CMS Percutaneous Coronary Intervention Form
This procedure is not covered
Background for this Policy
Summary Of Evidence
N/A
Analysis of Evidence
N/A
Since Gruentzig’s 1979 report of coronary balloon angioplasty, percutaneous transluminal coronary interventions have substantively altered the management of patients with symptomatic arteriosclerotic heart disease. Balloon angioplasty rapidly expanded from single to multiple vessels and from simple to complex anatomic substrates. Transluminal interventions now encompass balloon dilation (PTCA), a variety of atherectomy devices, high pressure and biologic/polymer coated stents as well as transluminal thrombectomy. Additionally, intracoronary ultrasound is often employed to assess the efficacy of these interventions. In addition to medical therapy and coronary bypass surgery, percutaneous coronary intervention has emerged as a primary option for the management of patients with acute coronary syndromes and selected patients with chronic angina.
Indications:
Percutaneous coronary intervention (PCI) may be indicated in the management of :
- patients with acute coronary syndrome (eg acute myocardial infarction, unstable angina)

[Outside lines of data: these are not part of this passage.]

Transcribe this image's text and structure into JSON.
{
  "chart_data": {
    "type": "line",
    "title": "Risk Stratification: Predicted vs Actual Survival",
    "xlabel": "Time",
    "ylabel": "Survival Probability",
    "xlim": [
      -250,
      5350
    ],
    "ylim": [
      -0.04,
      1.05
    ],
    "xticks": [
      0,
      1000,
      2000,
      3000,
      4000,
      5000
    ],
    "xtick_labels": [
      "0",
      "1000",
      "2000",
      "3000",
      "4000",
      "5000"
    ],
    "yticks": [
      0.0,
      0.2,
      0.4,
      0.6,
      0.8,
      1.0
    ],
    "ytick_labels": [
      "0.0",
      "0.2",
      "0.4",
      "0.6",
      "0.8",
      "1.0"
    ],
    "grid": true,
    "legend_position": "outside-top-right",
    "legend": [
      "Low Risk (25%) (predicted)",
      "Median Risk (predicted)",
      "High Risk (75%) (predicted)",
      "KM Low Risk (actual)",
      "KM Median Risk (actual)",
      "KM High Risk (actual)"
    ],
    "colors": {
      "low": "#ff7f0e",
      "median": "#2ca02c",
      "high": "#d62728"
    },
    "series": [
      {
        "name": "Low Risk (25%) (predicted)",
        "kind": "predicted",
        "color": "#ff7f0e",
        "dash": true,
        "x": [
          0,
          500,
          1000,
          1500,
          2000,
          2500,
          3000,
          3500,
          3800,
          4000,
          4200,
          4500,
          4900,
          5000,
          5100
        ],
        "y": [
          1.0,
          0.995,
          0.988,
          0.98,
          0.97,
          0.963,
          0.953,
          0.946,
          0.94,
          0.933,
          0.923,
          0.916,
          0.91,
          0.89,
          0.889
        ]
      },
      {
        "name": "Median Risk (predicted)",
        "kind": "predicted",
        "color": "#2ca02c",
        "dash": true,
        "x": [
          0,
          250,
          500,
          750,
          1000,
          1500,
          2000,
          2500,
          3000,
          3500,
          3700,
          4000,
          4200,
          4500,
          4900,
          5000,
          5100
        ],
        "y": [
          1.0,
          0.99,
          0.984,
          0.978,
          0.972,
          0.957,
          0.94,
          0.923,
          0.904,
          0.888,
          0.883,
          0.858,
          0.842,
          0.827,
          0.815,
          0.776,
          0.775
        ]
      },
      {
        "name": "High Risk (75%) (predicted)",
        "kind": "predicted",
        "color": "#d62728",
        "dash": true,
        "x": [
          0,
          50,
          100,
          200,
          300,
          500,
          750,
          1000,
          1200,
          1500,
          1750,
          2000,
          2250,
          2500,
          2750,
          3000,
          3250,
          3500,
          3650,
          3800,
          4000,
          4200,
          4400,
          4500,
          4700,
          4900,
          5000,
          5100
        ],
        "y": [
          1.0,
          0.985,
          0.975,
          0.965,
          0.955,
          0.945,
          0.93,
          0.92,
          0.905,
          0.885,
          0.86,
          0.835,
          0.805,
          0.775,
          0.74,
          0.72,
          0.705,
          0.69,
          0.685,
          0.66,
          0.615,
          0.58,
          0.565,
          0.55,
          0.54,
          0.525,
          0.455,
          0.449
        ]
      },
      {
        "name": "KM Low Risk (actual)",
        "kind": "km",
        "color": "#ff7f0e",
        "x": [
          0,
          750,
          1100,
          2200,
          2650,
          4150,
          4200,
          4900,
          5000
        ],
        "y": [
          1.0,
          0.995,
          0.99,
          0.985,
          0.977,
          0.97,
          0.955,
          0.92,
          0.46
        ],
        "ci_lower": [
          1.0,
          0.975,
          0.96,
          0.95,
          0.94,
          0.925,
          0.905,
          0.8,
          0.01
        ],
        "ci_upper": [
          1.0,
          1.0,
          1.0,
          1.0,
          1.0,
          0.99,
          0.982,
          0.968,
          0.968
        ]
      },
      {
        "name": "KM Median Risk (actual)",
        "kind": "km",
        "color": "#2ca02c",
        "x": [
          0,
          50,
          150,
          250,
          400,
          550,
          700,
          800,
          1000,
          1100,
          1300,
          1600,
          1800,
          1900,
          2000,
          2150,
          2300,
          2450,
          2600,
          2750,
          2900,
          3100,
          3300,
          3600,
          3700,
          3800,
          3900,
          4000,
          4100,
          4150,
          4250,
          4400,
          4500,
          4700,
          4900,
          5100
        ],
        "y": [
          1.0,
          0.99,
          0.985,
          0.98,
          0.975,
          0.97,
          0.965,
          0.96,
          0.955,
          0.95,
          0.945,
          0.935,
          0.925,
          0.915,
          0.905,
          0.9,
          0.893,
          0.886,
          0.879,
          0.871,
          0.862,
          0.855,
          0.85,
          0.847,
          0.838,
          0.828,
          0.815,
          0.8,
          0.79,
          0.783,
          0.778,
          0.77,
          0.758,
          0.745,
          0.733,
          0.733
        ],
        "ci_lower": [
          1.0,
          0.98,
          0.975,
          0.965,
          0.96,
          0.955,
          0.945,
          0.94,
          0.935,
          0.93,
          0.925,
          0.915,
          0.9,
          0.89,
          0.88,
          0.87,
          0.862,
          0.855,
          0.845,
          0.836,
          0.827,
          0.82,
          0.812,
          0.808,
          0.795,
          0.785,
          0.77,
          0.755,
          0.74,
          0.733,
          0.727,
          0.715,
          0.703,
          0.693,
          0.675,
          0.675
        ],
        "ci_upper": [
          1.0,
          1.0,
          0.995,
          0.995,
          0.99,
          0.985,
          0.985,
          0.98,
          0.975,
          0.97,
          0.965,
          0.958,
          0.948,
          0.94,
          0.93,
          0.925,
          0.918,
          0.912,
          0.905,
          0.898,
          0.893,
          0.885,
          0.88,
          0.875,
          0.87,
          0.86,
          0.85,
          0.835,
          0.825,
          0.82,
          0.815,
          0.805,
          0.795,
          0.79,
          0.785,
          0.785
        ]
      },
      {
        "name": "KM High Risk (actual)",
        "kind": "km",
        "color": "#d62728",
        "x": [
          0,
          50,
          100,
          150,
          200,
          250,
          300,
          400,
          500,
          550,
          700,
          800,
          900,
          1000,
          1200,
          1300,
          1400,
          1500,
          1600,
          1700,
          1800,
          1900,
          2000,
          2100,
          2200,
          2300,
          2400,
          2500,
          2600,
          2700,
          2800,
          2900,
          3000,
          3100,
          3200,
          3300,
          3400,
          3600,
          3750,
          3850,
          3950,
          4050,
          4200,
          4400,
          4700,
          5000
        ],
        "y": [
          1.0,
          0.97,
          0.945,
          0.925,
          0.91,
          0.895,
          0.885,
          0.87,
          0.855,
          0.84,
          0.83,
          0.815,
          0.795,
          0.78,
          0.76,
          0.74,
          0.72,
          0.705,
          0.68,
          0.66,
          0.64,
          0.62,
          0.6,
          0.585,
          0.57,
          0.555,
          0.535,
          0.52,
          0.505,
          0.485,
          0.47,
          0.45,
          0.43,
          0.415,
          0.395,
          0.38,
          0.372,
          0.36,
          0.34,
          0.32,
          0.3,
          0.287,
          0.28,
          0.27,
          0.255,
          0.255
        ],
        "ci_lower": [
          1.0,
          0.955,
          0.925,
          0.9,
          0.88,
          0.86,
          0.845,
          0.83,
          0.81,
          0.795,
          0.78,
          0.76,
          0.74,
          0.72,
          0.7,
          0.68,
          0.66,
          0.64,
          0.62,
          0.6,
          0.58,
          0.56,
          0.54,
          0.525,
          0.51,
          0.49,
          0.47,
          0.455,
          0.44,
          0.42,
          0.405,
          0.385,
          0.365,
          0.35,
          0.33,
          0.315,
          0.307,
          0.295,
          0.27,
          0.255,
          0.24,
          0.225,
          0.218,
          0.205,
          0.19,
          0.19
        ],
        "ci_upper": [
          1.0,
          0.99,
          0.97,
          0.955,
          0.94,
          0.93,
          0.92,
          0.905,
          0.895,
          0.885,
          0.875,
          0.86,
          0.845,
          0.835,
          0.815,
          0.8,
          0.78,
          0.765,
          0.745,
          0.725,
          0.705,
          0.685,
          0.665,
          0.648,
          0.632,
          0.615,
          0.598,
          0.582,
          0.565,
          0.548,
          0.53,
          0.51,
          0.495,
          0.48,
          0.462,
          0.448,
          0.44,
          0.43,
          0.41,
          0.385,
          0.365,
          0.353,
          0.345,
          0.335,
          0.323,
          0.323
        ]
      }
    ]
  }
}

- patients with a history of significant obstructive atherosclerotic disease
- patients with restenosis of a coronary artery previously treated with intracoronary stent or other revascularization procedure
- patients with chronic angina
- patients with silent ischemia
Intracoronary ultrasound may be separately covered when needed to assess the extent of coronary stenosis if equivocal on angiography, or when needed to assess the patency and integrity of a coronary artery post-intervention. Alternatively, intravascular Doppler velocity and/or pressure derived coronary flow reserve measurement may be performed to assess the degree of stenosis within a vessel.
Limitations:
A diagnostic cardiac catheterization to assess the nature of the lesion(s) prior to the intervention is a covered service. The diagnostic cardiac catheterization may be performed at any time prior to the PCI, including the same day as the PCI.
Performance of a diagnostic cardiac catheterization and interventional procedure on the same day is increasingly the standard of practice. While there may be reasons for delaying the interventional procedure (e.g., transfer from a community hospital to a tertiary center, excessive dye load, further treatment planning or evaluation of angiography, etc.), it is recommended that both procedures be performed during the same encounter when medically appropriate. Separation of these procedures for the purpose of circumventing the multiple surgery pricing, or for the convenience of physician or hospital scheduling, is considered an inappropriate practice and may subject the services to review and denial for medical necessity. The decision to stage these procedures is deferred to the judgment of the interventional cardiologist, and individualized only to the clinical needs of the patient. (e.g., dye load already received, need to correlate findings with other test results, etc). Reasons for delaying indicated intervention should be documented in the medical record. Unless there is a new clinical event or change in symptomatology, examination or other test results, a repeat diagnostic catheterization service within three months of a previous diagnostic catheterization, and prior to completion of the staged intervention is generally not reimbursable and is considered not to be reasonable and necessary.
Angiography during the procedure, used to monitor the course of the intervention, is considered part of the PCI and is not separately billable to Medicare. Diagnostic angiography may be separately payable in situations where no previous catheter-based coronary angiography study is available, or a previous study is no longer adequate due to changes in the patient’s condition.
The deployment of a device for distal embolic protection during an interventional procedure is considered part of the more complex procedure and is not separately billable.
Prophylactic insertion of a temporary transvenous pacemaker, repositioning or replacement of catheters and administration of medications during the procedure are included in the procedure and are not separately billable. Right heart catheterization and insertion of a Swan-Ganz catheter are not generally medically necessary for a PCI and will be denied, unless medically necessary when performed incident to a diagnostic catheterization prior to the intervention. Standby services of a surgeon or anesthesiologist are not covered services.
Intracoronary injections of drugs during diagnostic or therapeutic procedures are considered to be part of the procedure and are not separately reimbursable.
Percutaneous vascular closure devices (PVCD) may be used to facilitate closure of an arterial puncture site after angiography, cardiac catheterization and interventional cardiology procedures in addition to or in place of manual compression, use of a mechanical clamp or a sandbag, or a combination of these methods. These services are inherent to the invasive procedure and are not separately payable.